I hear this mystical bride (not just denominations or congregations but what Luther called the "hidden" Church) mumbling and yearning for a better life. She longs to be light on her feet and follow her husband's lead. She longs to untether herself from the house and immerse herself in the pain and joy and boredom of ordinary life outside on the streets, as the Bridegroom did. She desperately wants to raise children who want as much to live out a new kingdom now as think about heaven someday.

It's up to us.

How we lead, how we participate in or consume her, these define the extent to which she is bound to our notions or free to follow her Spirit. How we treat her matters to her husband.

What will he say about what we have done -- or not done?

Going down to go up

Mk. 9:30-37

Just as Peter did a few days ago, when he rebuked Jesus for talking of his coming death, the disciples in this reading are again confused and disarmed by Jesus’ frank talk of his necessary fate. I understand their befuddlement. It is hard to hear that the one you left everything for – nets, families, familiarity – is headed for what most would consider a failure. Even his promise that he will rise in three days has no reference in their experience. What’s interesting is their response.

Instead of facing the uncertainty and asking Jesus to explain himself, they simply ignore the part they don’t understand and don’t want to hear and busy themselves with…arguing about which one of them is most important! Delicious irony. Their dreams of high regard are a way of not dealing with the fact that Jesus, the one who actually is the greatest, must cast all that aside in order to fulfill his purpose. No wonder they were silent when Jesus asked them what they had been talking about.

It is easy for us to get caught up in this same trap, to focus on God’s power and Jesus’ glorification and to assume that we will be rewarded with what the world will call success. But this ignores what Luther called the theology of the cross and what Richard Rohr calls the language of descent. If God chooses to show power veiled by what our culture views as weak, who are we to think that we are rewarded more than we must empty ourselves?
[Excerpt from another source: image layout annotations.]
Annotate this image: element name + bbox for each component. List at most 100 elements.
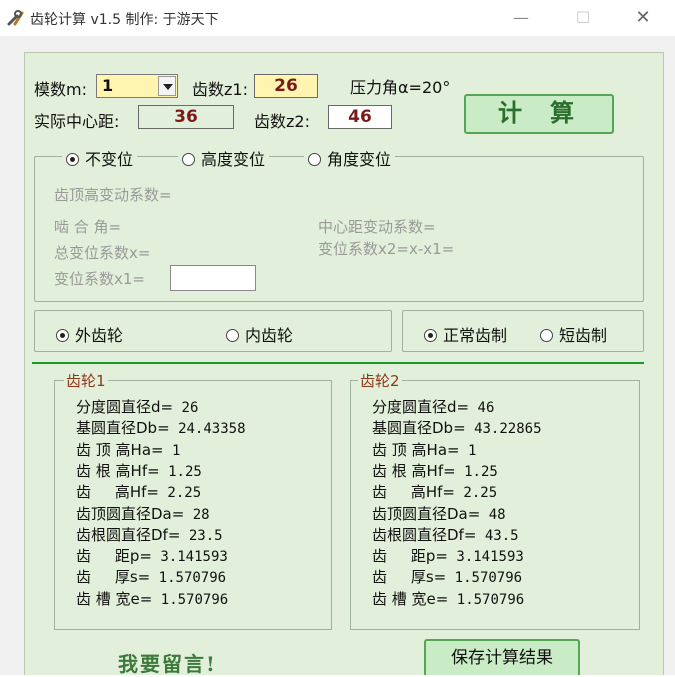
tools-icon	[7, 10, 24, 26]
module-select-value: 1	[102, 76, 114, 95]
pressure-angle-label: 压力角α=20°	[350, 78, 451, 97]
z1-label: 齿数z1:	[192, 80, 248, 99]
shift-option-angle[interactable]: 角度变位	[304, 146, 396, 170]
total-shift-label: 总变位系数x=	[54, 244, 151, 262]
gear1-line: 基圆直径Db= 24.43358	[76, 417, 246, 438]
shift-option-height[interactable]: 高度变位	[178, 146, 270, 170]
gear2-line-label: 齿顶圆直径Da=	[372, 504, 481, 523]
tooth-normal-label: 正常齿制	[443, 326, 508, 345]
gear2-line: 基圆直径Db= 43.22865	[372, 417, 542, 438]
tooth-normal[interactable]: 正常齿制	[424, 322, 507, 346]
gear-type-internal[interactable]: 内齿轮	[226, 322, 293, 346]
gear1-line-label: 齿根圆直径Df=	[76, 525, 181, 544]
mesh-angle-label: 啮 合 角=	[54, 218, 122, 236]
gear2-line: 齿 厚s= 1.570796	[372, 566, 522, 587]
gear2-line-value: 43.5	[476, 527, 519, 544]
gear2-line-label: 齿 厚s=	[372, 568, 447, 587]
gear2-line-label: 齿 顶 高Ha=	[372, 440, 460, 459]
center-distance-field[interactable]: 36	[138, 105, 234, 129]
gear1-line-value: 1.25	[159, 463, 202, 480]
title-bar: 齿轮计算 v1.5 制作: 于游天下 — ☐ ✕	[0, 0, 675, 36]
gear2-line: 齿 根 高Hf= 1.25	[372, 460, 498, 481]
addendum-coef-label: 齿顶高变动系数=	[54, 186, 172, 204]
shift-option-none[interactable]: 不变位	[62, 146, 138, 170]
radio-short-tooth[interactable]	[540, 329, 553, 342]
gear1-line: 齿 根 高Hf= 1.25	[76, 460, 202, 481]
radio-shift-none[interactable]	[66, 153, 79, 166]
gear2-line-value: 48	[480, 506, 506, 523]
gear1-line-label: 基圆直径Db=	[76, 419, 170, 438]
gear1-line: 齿 顶 高Ha= 1	[76, 439, 180, 460]
radio-shift-height[interactable]	[182, 153, 195, 166]
gear1-line-label: 齿顶圆直径Da=	[76, 504, 185, 523]
minimize-button[interactable]: —	[498, 6, 544, 30]
maximize-button[interactable]: ☐	[560, 6, 606, 30]
gear1-line-label: 齿 距p=	[76, 547, 152, 566]
gear1-line-value: 1	[163, 442, 181, 459]
shift-option-height-label: 高度变位	[201, 150, 266, 169]
calculate-button[interactable]: 计算	[464, 94, 614, 134]
gear1-line: 齿顶圆直径Da= 28	[76, 503, 210, 524]
gear2-line-label: 齿根圆直径Df=	[372, 525, 477, 544]
gear1-line-label: 齿 高Hf=	[76, 483, 159, 502]
radio-shift-angle[interactable]	[308, 153, 321, 166]
gear2-line-label: 基圆直径Db=	[372, 419, 466, 438]
gear1-line-label: 齿 根 高Hf=	[76, 461, 160, 480]
gear1-line-value: 1.570796	[152, 591, 229, 608]
shift-option-none-label: 不变位	[85, 150, 134, 169]
gear2-line-label: 分度圆直径d=	[372, 398, 470, 416]
gear2-line-value: 1	[459, 442, 477, 459]
gear1-line-value: 28	[184, 506, 210, 523]
gear1-line: 齿 距p= 3.141593	[76, 545, 228, 566]
gear2-title: 齿轮2	[358, 370, 402, 391]
gear2-line-label: 齿 槽 宽e=	[372, 589, 449, 608]
x2-formula-label: 变位系数x2=x-x1=	[318, 240, 455, 258]
gear1-line-value: 1.570796	[150, 570, 227, 587]
radio-normal-tooth[interactable]	[424, 329, 437, 342]
gear2-line: 齿 距p= 3.141593	[372, 545, 524, 566]
z1-input[interactable]: 26	[254, 74, 318, 98]
gear2-line: 齿 顶 高Ha= 1	[372, 439, 476, 460]
gear1-line: 齿根圆直径Df= 23.5	[76, 524, 223, 545]
gear1-line-value: 24.43358	[169, 421, 246, 438]
gear2-line-value: 1.25	[455, 463, 498, 480]
module-select[interactable]: 1	[96, 74, 178, 98]
gear2-line-value: 3.141593	[447, 549, 524, 566]
leave-message-link[interactable]: 我要留言!	[118, 648, 217, 677]
gear2-line: 齿根圆直径Df= 43.5	[372, 524, 519, 545]
gear-type-external[interactable]: 外齿轮	[56, 322, 123, 346]
gear1-line-label: 齿 顶 高Ha=	[76, 440, 164, 459]
gear2-line: 分度圆直径d= 46	[372, 396, 494, 417]
gear1-line-label: 齿 厚s=	[76, 568, 151, 587]
chevron-down-icon[interactable]	[158, 76, 176, 96]
gear2-line-label: 齿 高Hf=	[372, 483, 455, 502]
gear2-line: 齿 高Hf= 2.25	[372, 481, 497, 502]
gear2-line-value: 43.22865	[465, 421, 542, 438]
gear2-line-value: 1.570796	[446, 570, 523, 587]
z2-input[interactable]: 46	[328, 105, 392, 129]
z2-label: 齿数z2:	[254, 112, 310, 131]
tooth-short[interactable]: 短齿制	[540, 322, 607, 346]
save-results-button[interactable]: 保存计算结果	[424, 639, 580, 675]
radio-internal[interactable]	[226, 329, 239, 342]
window-title: 齿轮计算 v1.5 制作: 于游天下	[30, 12, 219, 28]
separator-line	[32, 362, 644, 364]
gear1-line-value: 23.5	[180, 527, 223, 544]
gear1-title: 齿轮1	[64, 370, 108, 391]
gear1-line-label: 齿 槽 宽e=	[76, 589, 153, 608]
x1-input[interactable]	[170, 265, 256, 291]
gear1-line: 齿 厚s= 1.570796	[76, 566, 226, 587]
x1-label: 变位系数x1=	[54, 270, 145, 288]
close-button[interactable]: ✕	[620, 6, 666, 30]
gear2-line: 齿顶圆直径Da= 48	[372, 503, 506, 524]
gear-type-external-label: 外齿轮	[75, 326, 124, 345]
center-distance-label: 实际中心距:	[34, 112, 120, 131]
gear2-line-label: 齿 距p=	[372, 547, 448, 566]
gear2-line-value: 1.570796	[448, 591, 525, 608]
gear2-line-value: 2.25	[454, 485, 498, 502]
gear-type-internal-label: 内齿轮	[245, 326, 294, 345]
radio-external[interactable]	[56, 329, 69, 342]
gear1-line-value: 26	[173, 400, 199, 416]
gear2-line: 齿 槽 宽e= 1.570796	[372, 588, 524, 609]
center-shift-coef-label: 中心距变动系数=	[318, 218, 436, 236]
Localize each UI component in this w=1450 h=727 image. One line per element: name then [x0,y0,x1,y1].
Jesus’ response is to gently bring them back to kingdom reality. It requires a mind shift – the back of the line is really the front, and the place to lead from is under the heap, not on top. How we honor God depends not on how we defer to power but how we welcome and honor the weak and defenseless. This is not a perspective our natural minds, steeped in a culture of strength and privilege, comes to on its own. But stopping to listen to Jesus in a loving relationship, and being bold enough to express our questions and doubts, can open us up to this bigger picture.